Girl Power Profile: Kaela Segal & Sophie Levine

Sophie Levine and Kaela Segal

Cherry Hill students Sophie Levine and Kaela Segal have grown up with technology in their hands, but these South Jersey teenagers are using their smart phones for much more than games and social media.

These days, Levine, 17, and Segal, 16, are using technology to forge human connections between local residents, including seniors at Katz JCC.

Two summers ago, Levine and Segal came across a program called Wire the Wise, which teaches the “Wise generation” how to use technology. With help from the South Jersey BBYO – a program focused on leadership training, Jewish heritage, social action/community service and Israel advocacy – the pair was able to create their own version at Katz JCC called L’Dor V’Tech. The name is based off a popular Hebrew phrase, L’Dor V’Dor, which means from generation to generation.

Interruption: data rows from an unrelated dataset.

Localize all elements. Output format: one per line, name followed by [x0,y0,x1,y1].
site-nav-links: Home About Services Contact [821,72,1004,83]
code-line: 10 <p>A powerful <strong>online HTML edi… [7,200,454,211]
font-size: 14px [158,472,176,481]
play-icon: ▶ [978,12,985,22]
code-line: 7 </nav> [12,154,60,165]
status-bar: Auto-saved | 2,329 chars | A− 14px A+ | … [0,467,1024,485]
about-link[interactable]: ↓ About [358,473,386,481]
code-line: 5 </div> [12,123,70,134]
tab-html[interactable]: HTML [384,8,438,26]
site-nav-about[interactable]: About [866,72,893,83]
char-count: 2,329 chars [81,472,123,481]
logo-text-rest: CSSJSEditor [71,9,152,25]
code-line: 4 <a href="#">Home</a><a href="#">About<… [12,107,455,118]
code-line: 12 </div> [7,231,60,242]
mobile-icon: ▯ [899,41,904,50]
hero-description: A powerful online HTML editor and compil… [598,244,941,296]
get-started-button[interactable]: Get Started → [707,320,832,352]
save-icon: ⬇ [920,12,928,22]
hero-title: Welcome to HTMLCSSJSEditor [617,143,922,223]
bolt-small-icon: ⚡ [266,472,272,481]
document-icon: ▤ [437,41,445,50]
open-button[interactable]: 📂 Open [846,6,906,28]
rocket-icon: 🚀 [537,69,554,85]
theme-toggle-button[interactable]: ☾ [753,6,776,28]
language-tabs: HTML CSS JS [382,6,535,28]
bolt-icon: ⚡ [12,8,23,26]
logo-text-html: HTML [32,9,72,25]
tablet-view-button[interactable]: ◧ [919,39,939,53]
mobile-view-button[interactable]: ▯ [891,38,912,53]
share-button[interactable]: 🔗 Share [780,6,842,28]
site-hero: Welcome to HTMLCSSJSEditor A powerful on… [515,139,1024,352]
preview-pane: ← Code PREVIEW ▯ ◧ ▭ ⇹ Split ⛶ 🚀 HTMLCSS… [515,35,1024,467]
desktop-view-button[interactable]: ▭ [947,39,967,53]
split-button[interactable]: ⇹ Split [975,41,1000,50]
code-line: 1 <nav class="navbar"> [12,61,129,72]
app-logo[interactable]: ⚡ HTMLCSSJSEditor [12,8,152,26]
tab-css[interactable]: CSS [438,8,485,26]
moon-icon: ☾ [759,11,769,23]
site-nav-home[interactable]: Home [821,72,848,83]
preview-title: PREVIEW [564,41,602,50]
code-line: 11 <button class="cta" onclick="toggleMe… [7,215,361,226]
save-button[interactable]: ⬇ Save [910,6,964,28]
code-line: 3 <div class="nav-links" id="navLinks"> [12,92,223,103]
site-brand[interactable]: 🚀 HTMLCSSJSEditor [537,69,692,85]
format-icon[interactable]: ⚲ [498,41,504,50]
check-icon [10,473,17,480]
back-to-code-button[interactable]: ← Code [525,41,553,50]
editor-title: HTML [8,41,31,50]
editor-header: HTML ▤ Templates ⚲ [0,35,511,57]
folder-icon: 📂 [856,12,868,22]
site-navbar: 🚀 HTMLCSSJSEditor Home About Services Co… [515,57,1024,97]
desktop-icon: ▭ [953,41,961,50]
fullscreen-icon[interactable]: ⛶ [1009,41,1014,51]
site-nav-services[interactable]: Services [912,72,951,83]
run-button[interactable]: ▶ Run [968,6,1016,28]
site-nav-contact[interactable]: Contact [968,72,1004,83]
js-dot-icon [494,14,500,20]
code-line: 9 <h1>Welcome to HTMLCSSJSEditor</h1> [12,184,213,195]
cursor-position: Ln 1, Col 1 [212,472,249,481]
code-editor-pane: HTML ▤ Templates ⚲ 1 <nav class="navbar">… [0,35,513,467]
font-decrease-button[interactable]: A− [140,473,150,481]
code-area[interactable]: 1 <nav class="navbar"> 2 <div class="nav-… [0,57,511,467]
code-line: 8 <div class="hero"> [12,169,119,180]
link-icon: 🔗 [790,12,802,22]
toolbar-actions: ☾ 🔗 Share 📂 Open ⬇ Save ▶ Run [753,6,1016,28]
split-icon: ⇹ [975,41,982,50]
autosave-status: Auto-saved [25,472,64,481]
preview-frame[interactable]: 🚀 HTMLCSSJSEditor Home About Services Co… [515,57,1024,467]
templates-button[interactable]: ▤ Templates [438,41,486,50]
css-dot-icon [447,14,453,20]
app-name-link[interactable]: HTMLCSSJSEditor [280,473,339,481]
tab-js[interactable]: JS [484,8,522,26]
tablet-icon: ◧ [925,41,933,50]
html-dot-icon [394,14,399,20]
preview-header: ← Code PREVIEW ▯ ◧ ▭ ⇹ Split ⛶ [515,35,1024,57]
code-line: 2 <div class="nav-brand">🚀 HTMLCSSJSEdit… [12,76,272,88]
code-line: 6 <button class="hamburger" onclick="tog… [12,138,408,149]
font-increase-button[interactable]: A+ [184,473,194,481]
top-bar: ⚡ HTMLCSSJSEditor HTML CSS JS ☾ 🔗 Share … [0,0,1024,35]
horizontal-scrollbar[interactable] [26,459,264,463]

Segal, who is 16, says the program plays an important role in the lives of seniors and their loved ones.

“We think a lot of senior citizens aren’t able to stay in touch with their grandchildren or children, because they don’t really know how to use a smart phone,” she says. “So by them learning this, they can stay in contact and more in the loop with everything going on in their community.”

Levine says one of the participants asked for help setting up his voicemail and sending text messages. She says he reminded her how much she, and others her age, take for granted.

“Our generation grew up learning how to use our phones, and the older generation didn’t,” says Levine.

The L’Dor V’Tech program is held at Katz JCC from 3 to 4 pm every other Monday, after Segal and Levine finish their high school classes at 2:30 pm. The two students say they see an average of five attendees per session. To bring in more seniors to the program, they plan to focus efforts on advertising, using the skills they learned from Katz JCC’s teen leadership program, which they joined in 2016.

Segal says she loves seeing the joy her and Levine’s help brings to the participants.

“When they finally understand what we’re teaching, it really just gives you a good feeling, because they usually call their grandchildren to practice,” Segal says. “When they figure it out, they get so excited and happy.”